While Abraham Hunsaker was still a resident of Brigham City, he secured land for pasture and grazing purposes in what is now Honeyville.  Lewis N. Boothe, in his autobiography, says: "During the early season of 1861, I rented a piece of land from Abraham Hunsaker, intending to raise a small garden."  He didn't say exactly where the land was located, but since the oldest residents of Honeyville remember that Lewis N. Boothe and his brother, John Boothe, were the first to use the land in the locality near the Cold Spring for agricultural purposes, we conclude that Honeyville had its beginning in the very early 1860's.
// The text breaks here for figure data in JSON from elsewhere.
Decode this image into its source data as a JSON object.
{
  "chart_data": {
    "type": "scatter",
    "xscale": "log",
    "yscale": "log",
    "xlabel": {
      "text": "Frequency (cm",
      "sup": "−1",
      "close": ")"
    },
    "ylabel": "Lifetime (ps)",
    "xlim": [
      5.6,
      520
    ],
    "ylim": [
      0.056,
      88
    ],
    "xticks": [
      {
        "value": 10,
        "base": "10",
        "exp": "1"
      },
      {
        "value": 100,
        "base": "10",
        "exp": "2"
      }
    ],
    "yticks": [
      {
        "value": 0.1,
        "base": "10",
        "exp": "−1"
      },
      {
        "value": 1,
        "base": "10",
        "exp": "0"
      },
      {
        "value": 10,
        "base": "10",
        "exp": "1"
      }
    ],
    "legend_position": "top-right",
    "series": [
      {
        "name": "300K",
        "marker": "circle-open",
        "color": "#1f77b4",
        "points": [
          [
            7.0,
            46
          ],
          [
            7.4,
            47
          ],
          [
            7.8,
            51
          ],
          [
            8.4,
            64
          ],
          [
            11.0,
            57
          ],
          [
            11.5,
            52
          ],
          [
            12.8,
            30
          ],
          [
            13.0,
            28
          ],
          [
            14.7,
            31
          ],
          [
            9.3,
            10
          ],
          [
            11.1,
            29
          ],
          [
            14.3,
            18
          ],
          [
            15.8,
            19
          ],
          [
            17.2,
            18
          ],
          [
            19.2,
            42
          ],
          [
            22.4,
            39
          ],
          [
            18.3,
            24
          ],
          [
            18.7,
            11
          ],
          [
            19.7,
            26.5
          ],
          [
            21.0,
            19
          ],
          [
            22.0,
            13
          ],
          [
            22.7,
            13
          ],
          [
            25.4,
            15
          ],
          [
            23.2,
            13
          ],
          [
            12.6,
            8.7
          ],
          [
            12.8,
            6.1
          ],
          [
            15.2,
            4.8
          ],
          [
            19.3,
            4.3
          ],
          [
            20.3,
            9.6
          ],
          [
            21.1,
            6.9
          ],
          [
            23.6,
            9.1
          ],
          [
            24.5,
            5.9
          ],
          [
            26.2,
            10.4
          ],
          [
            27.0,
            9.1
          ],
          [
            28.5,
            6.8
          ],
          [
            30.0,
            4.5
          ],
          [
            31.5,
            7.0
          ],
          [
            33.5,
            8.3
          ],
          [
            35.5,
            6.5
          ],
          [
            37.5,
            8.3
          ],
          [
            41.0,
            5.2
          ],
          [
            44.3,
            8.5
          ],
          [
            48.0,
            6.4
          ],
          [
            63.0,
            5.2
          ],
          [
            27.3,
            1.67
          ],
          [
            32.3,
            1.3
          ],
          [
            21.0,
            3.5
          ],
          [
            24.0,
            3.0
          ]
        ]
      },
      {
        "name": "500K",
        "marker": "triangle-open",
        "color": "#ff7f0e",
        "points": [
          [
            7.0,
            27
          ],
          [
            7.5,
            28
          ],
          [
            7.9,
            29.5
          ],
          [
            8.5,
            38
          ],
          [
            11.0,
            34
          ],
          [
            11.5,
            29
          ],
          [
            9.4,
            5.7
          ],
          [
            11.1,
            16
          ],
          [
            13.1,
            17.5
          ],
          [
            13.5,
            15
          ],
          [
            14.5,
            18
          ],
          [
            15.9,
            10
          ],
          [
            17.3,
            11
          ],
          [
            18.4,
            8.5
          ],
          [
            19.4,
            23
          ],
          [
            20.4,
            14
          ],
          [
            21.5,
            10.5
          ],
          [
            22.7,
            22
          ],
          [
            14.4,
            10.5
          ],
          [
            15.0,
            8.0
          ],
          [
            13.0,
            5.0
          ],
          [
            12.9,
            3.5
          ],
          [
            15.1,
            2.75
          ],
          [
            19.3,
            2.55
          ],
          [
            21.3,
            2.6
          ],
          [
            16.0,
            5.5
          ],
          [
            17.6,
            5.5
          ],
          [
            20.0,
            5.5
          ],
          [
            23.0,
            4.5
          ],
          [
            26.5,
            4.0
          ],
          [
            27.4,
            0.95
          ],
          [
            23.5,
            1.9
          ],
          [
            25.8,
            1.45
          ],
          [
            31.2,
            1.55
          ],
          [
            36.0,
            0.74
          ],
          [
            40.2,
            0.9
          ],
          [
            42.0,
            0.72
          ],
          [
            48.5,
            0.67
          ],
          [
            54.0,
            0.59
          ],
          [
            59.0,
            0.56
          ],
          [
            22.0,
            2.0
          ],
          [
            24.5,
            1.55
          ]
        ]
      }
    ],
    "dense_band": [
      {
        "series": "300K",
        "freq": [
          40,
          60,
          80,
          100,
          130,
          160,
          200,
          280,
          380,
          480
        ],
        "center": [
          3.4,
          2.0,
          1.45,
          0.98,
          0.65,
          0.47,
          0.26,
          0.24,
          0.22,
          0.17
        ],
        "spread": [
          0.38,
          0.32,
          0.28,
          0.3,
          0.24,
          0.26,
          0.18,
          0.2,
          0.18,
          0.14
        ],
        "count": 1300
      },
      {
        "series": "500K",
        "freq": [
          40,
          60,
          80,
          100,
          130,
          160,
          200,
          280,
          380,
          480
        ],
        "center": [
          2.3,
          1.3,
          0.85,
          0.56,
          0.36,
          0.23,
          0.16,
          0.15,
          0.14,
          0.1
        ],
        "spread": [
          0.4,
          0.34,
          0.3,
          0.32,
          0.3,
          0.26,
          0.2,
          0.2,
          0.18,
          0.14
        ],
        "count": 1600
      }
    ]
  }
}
The first permanent home was built in 1866 by Joseph Orme of Calls Fort on land purchased from Chester Loveland.  Emily Orme Boothe, daughter of Joseph and Emily Green Orme, was the first white child born in Honeyville.  In the mid-sixties, Abraham Hunsaker moved his families to the Honeyville area.  Eliza Collins Hunsaker lived in a log house on Salt Creek.  Other members of the family spent the summers here caring for the animals and cultivating dry land grain and other crops.  They moved back to Brigham City for the winters.

Frederick J. Graham came to Honeyville from Brigham City in 1887.  Abraham Hunsaker was called as Bishop with B.H. Tolman and Lewis N. Boothe as counselors.  Later a name for the ward was discussed.  Bishop Hunsaker, with several stake officers, called on Joseph Orme (because he was the first permanent settler) to ask his advice in the matter.  Orme suggested that it be named in honor of the bishop.  After some consideration the name Honeyville was chosen in preference to Hunsakerville, as was first suggested.  The area, along with the ward, was also known as Honeyville.

The first school and meeting house was built of rock in 1876.  The building was later occupied by Tolman's Store.  John Bowcutt was the first postmaster.  He was succeeded in April, 1880 by B.H. Tolman.

On July 8, 1911, Honeyville was granted a Town Charter by the Box Elder County Commission.  Israel Hunsaker was selected Town President; Elazrus Hunsaker, Orson Loveland, Abraham Wheatley, and A.R. Burke members of the Town Board, with Abinidis Tolman as Town Clerk.  The town of Honeyville became a third class city on January 1, 1980.